His eyes watered and before I knew it we were in the bathroom and he was hugging me tightly. I held him back, petting his hair, his short body fitting against mine perfectly.

"I thought you left me," he sniffled. I shook my head, and we pulled away.

"I couldn't if I tried," I replied, pushing a strand of hair from his face.

He smiled sadly at me, stood up on his tippy toes, grabbed my face and slammed his lips to mine.

I gasped in surprise but kissed him back, our mouths molding together as if they were made to touch.

I reached down and tugged on his hair while he wrapped his arms around my neck, his kisses becoming harsher- mad almost. It was as if he was melting all his anger and stress into me, but I didn't mind.

He pushed me until my back hit the wall and I hissed in slight pain, which Dan took the opportunity to slip his tongue into my mouth. Our tongues clashed passionately and I moved away from his mouth, dragging my tongue along his jawline and down to his neck.
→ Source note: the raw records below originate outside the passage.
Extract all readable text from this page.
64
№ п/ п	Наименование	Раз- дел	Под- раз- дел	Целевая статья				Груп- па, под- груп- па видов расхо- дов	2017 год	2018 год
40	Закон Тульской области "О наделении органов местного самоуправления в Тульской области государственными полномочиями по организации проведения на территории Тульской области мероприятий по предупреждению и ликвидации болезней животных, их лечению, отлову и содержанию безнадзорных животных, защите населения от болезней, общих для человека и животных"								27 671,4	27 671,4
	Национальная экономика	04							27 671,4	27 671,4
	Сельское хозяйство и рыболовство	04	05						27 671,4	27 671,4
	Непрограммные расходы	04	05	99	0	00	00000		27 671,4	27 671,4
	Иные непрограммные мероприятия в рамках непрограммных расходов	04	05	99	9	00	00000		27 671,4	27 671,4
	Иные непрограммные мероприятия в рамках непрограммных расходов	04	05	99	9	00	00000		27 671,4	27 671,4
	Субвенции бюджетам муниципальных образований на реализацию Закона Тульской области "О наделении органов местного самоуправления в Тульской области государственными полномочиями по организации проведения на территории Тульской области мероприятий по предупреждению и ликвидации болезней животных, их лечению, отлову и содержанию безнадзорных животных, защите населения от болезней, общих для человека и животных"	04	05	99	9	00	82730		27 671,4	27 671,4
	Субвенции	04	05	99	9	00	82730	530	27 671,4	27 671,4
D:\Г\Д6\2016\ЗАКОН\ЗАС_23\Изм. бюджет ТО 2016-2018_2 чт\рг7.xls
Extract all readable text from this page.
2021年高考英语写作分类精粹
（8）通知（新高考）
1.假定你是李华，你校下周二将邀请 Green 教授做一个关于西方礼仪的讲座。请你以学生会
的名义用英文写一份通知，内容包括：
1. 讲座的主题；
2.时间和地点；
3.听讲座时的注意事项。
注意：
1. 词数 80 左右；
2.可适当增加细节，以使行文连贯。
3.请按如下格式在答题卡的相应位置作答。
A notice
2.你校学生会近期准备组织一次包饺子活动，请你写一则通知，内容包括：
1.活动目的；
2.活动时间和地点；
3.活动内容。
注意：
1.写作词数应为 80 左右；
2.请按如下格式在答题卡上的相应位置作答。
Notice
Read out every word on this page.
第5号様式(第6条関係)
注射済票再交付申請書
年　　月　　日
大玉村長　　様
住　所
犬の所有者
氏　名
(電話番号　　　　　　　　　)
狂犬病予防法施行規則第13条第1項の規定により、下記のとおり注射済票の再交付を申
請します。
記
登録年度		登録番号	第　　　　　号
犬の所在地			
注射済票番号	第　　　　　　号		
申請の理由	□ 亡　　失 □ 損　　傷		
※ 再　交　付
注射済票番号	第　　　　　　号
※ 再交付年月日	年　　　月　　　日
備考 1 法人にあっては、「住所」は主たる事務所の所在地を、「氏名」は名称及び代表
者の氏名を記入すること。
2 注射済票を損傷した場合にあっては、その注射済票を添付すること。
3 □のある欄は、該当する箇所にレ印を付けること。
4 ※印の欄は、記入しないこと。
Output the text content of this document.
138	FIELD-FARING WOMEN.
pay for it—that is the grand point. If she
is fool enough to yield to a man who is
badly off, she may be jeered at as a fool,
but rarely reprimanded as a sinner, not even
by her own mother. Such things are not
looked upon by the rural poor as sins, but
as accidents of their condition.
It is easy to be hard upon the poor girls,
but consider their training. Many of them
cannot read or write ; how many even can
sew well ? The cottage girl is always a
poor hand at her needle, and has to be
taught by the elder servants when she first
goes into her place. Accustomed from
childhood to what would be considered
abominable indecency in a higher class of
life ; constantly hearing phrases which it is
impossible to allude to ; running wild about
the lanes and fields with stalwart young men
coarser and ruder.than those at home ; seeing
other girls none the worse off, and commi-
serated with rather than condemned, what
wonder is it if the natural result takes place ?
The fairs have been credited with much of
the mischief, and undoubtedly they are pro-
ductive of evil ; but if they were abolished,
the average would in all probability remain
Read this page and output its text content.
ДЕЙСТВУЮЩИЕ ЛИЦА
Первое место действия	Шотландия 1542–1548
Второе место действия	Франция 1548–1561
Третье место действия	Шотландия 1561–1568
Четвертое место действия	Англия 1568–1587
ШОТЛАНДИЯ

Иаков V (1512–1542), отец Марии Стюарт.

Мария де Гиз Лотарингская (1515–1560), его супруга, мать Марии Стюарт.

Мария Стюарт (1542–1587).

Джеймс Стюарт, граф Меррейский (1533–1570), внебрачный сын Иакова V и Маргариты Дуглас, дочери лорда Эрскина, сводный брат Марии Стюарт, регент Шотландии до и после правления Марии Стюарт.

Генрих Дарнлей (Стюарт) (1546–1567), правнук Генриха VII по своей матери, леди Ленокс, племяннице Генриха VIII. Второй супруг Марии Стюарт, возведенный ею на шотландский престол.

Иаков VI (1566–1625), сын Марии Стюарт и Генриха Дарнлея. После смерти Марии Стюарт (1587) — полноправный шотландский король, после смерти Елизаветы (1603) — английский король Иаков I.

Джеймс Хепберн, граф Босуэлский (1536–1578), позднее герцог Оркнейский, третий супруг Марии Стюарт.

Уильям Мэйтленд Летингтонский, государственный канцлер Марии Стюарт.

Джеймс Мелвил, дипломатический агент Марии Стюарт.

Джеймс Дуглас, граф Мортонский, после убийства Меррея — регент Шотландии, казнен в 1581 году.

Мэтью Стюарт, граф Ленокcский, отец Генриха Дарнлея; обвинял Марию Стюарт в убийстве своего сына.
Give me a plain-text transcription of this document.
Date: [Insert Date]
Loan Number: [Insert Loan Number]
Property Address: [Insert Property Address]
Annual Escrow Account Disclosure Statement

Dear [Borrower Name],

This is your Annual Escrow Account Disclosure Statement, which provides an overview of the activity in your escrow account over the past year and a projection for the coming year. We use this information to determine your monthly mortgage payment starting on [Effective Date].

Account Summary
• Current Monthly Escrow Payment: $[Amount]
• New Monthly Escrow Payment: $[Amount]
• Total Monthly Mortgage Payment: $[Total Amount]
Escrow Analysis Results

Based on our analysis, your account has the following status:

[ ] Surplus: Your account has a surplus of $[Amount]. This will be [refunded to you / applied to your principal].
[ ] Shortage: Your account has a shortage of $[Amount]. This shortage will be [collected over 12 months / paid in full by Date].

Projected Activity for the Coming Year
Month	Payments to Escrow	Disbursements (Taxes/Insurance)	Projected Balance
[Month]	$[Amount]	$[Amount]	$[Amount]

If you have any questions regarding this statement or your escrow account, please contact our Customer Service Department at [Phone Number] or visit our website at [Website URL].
I spun us so he was against the wall and he jumped up, his arms instantly wrapping themselves around me. My hands held him up by his waist and as soon as I kissed his neck he let out a squeak.

"Sensitive?"

He hummed his reply and leaned his head back, giving me more access.

We jumped at the sound of somebody clearing their throat, jumping away.

It was Nyla. Standing in the open doorway, which anyone could walk by and see. She smirked, giggling lightly. "Well, glad you guys are happy again."

But she didn't know that it wouldn't last, just as we didn't either.